Tragique erreur. Cette erreur a conforté tous ceux qui ont apporté des déformations gnostiques dans le Christianisme, bien qu’Héraclite ne fut pas gnostique. Mais le but était surtout de poser une filiation grecque dans ce qui fut intégralement Juif. Pour la place particulière du monde grec, je renvois sans plus de commentaires vers mes précédents posts sur le sujet. Mais si la prudence théologique nous recommande de ne pas prendre au sérieux tout ce qui pourrait être gnostique, il est bon de rappeler que dans ce texte, le Père Serge utilise le terme logos, pour penser le “logos de la vie”. Il appelle ceci le principe logique et cela va donc bien au delà de ce que nous appelons la logique, qui serait, pour résumer grossièrement, la science du raisonnement. On voit que le Père Serge pose ici un raisonnement christologique sur le logique et l’alogique de la vie. Les deux sont unis sans division et sans confusion, c’est à dire,n ce que ne cesse d’enseigner l’Eglise sur le Christ et ses deux natures : les deux natures sont unies sans division et sans confusion. Que veut nosu dire le Père Serge ici ? Que le Christ n’est pas une “anomalie”, une “bizarrerie” conceptuelle. Son mode d’être est la base de la vie. Une partie logique, immanente, et une partie alogique transcendante.
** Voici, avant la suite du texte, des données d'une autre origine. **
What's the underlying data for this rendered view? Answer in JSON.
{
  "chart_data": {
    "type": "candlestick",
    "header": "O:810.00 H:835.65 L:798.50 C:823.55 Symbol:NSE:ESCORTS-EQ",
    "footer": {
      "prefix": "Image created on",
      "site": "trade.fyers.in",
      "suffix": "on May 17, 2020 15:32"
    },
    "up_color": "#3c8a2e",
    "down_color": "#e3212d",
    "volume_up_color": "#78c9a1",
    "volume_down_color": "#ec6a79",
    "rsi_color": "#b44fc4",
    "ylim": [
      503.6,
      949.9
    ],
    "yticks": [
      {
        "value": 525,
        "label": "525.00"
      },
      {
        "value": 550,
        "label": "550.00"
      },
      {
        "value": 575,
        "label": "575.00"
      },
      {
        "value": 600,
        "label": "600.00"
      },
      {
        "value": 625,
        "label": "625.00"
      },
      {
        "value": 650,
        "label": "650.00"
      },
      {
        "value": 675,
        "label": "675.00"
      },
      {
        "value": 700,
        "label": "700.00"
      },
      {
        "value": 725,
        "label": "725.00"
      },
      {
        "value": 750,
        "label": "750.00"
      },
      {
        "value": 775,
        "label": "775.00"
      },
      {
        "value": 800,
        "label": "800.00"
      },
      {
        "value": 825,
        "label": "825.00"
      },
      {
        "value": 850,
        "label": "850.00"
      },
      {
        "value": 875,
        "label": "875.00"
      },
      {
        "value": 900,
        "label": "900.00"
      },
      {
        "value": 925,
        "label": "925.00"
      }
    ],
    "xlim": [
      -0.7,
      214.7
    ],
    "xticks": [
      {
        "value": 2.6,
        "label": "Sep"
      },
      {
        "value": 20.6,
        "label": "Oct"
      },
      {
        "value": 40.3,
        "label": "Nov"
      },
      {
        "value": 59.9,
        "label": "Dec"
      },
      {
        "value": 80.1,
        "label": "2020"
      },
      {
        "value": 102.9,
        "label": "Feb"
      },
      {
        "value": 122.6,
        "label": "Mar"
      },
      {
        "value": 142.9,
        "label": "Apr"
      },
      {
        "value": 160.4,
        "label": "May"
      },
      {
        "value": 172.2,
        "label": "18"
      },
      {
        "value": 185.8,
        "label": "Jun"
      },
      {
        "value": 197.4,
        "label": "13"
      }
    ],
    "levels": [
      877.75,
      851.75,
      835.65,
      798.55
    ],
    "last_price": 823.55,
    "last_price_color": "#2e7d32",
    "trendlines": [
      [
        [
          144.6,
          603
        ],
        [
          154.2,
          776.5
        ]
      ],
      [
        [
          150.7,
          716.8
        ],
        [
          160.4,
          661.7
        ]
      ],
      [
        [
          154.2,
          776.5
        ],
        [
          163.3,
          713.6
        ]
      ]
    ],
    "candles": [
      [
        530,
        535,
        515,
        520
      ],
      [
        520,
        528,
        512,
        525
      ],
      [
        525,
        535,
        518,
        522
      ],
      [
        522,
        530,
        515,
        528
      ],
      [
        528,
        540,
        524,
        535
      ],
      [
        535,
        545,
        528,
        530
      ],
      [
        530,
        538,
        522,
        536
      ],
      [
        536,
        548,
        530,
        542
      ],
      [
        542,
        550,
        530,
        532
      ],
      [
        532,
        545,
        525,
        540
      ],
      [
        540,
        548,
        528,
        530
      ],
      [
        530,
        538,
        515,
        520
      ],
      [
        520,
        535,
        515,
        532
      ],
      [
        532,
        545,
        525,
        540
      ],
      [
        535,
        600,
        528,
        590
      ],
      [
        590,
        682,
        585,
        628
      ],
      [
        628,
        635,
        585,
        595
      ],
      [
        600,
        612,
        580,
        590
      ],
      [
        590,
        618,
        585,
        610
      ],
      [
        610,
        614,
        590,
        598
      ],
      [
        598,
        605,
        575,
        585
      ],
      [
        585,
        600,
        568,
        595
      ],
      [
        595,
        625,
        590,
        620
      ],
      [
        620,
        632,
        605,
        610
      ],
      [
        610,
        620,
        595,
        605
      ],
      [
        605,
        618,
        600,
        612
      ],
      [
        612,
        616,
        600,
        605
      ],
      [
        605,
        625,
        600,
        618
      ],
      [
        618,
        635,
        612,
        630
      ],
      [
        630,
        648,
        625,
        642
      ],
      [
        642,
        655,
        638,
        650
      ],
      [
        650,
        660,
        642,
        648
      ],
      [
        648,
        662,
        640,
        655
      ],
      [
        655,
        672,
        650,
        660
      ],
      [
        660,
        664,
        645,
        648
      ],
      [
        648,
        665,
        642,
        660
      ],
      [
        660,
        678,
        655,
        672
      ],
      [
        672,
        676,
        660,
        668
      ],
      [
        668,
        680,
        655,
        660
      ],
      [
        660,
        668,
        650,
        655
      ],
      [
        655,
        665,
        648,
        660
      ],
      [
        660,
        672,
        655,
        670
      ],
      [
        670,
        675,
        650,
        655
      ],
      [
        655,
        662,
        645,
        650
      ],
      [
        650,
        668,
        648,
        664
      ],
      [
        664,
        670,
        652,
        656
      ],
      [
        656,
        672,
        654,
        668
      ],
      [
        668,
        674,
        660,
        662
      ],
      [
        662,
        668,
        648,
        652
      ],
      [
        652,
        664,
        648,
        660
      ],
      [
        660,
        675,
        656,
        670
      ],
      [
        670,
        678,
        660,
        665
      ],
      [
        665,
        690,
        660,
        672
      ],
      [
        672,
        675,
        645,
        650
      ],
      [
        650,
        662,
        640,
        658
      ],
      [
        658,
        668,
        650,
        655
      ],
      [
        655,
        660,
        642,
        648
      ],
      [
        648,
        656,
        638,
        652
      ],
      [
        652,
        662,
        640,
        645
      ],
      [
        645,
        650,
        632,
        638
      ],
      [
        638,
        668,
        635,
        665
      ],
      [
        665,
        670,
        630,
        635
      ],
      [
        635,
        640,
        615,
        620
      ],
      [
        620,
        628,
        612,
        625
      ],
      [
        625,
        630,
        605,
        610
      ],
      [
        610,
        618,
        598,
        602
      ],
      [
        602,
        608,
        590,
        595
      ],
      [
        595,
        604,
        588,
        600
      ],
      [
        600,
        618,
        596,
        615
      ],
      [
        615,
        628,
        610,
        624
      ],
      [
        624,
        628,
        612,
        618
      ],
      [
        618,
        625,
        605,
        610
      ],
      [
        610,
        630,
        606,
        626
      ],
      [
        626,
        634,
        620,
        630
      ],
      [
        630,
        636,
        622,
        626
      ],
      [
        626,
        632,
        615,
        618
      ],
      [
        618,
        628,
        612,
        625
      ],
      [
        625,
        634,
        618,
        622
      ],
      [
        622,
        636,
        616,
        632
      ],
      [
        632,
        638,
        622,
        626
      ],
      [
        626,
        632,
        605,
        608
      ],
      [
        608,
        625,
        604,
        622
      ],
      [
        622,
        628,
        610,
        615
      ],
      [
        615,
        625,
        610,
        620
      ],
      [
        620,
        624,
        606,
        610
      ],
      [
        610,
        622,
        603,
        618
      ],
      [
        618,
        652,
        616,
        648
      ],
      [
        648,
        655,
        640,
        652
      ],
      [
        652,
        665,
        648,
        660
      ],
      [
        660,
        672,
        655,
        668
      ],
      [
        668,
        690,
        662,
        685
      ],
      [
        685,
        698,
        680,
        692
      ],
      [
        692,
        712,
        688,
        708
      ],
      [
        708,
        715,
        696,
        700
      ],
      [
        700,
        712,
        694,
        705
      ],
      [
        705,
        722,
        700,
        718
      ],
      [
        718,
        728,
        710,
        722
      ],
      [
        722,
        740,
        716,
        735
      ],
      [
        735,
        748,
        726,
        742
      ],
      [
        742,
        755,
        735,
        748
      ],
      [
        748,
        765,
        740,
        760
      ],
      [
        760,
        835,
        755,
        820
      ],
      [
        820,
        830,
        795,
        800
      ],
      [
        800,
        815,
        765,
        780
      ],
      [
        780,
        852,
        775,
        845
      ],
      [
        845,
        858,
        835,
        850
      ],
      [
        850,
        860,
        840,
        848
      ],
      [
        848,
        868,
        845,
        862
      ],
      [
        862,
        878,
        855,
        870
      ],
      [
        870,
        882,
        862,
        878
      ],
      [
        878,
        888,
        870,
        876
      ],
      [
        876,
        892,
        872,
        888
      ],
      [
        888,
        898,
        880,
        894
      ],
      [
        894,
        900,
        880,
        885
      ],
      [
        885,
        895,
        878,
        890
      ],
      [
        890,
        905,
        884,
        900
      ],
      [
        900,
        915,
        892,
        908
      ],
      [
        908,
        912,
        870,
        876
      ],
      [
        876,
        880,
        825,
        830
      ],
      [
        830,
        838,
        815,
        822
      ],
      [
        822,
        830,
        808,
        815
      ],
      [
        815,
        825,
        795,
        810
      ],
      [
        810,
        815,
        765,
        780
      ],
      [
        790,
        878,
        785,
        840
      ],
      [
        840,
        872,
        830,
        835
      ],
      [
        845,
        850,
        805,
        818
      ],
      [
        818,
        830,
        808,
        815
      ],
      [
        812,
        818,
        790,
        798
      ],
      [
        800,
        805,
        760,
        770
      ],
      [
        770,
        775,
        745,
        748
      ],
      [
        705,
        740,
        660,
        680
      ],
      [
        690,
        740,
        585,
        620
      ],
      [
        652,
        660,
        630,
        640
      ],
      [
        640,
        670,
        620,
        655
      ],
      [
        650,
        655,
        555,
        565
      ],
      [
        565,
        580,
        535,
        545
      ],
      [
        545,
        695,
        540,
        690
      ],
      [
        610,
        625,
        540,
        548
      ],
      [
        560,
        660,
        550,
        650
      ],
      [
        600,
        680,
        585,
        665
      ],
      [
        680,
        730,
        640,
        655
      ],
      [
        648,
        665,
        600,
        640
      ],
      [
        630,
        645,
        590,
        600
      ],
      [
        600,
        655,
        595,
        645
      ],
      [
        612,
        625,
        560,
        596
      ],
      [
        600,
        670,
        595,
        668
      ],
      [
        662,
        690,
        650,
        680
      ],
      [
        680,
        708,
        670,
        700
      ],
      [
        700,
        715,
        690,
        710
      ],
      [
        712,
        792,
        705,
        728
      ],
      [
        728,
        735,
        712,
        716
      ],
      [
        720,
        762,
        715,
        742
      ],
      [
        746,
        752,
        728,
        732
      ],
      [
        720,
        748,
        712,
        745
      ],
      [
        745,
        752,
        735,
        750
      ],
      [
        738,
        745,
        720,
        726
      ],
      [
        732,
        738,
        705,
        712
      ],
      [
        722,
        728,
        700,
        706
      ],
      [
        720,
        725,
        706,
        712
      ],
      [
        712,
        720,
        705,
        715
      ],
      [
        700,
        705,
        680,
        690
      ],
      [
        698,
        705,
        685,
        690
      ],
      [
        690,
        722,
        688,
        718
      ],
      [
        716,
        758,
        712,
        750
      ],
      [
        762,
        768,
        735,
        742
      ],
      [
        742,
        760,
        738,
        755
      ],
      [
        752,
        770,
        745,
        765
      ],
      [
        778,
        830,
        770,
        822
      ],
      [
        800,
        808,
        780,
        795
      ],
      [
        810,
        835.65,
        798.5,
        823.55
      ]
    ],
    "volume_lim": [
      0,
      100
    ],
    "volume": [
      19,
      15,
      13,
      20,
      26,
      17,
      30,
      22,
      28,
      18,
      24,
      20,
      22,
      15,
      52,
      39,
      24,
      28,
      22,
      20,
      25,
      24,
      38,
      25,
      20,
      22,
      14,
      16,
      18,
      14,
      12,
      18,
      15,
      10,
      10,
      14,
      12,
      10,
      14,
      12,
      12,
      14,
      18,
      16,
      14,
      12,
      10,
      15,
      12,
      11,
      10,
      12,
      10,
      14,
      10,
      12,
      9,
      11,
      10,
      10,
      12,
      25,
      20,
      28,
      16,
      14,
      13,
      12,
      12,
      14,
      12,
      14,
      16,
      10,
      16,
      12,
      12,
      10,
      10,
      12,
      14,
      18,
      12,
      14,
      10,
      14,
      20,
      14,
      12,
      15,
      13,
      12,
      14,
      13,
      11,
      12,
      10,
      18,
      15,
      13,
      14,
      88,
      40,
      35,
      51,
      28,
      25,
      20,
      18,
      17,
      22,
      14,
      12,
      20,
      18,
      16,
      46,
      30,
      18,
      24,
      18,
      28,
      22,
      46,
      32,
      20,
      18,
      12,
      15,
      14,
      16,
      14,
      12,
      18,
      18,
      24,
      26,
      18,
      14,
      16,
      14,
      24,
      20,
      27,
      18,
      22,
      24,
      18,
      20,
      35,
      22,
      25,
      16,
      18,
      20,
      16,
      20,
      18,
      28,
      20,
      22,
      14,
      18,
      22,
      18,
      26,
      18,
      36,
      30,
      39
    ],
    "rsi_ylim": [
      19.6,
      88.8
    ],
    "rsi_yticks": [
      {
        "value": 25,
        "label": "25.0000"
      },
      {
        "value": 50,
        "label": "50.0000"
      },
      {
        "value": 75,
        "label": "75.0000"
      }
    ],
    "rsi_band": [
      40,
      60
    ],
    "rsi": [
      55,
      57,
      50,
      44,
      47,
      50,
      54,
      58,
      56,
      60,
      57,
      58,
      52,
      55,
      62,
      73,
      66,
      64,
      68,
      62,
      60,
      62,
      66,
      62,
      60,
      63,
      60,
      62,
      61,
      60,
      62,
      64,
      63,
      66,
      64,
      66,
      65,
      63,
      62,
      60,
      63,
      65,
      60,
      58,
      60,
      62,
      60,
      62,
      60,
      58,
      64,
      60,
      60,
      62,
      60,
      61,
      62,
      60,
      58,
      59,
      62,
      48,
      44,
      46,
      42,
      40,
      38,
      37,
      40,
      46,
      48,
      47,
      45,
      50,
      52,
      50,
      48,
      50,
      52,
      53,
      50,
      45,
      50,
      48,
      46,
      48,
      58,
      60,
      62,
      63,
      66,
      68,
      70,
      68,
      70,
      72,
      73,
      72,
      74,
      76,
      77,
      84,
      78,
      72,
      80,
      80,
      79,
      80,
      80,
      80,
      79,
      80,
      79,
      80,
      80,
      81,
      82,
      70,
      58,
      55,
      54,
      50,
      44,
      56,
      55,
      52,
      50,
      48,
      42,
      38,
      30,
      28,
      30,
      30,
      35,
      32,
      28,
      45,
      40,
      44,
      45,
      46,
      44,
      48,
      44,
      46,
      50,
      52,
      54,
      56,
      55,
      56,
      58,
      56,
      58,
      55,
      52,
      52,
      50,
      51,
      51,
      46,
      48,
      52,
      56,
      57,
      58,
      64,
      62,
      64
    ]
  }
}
Que déduire de ceci ? il y a une donnée de la vie qui nous échappe, irréductiblement. C’est cela qui appelle à l’apophase. La conclusion “logique” (au sens commun du terme) que peut produire la pensée c’est le constat de sa propre limitation et le caractère inéluctable que représente l’impossibilité d’une pensée systématique qui veuille embrasser tout le vivant. Il est intéressant donc de voir l’allusion nietzschéenne du Père Serge : Nietzsche en est devenu fou. Mieux vaut tomber en prières que de penser contre Dieu. Le Père Serge ne semble pas croire que l’on puisse penser en dehors du logique. C’est parce qu’il intègre la notion de révélation. Jusqu’où l’esprit humain pourra s’élever, cela ne remplacera jamais ce qui se joue à partir d’une révélation. C’est à partir de la révélation que peut se propager une authentique pensée hypostasiée dans le vivant.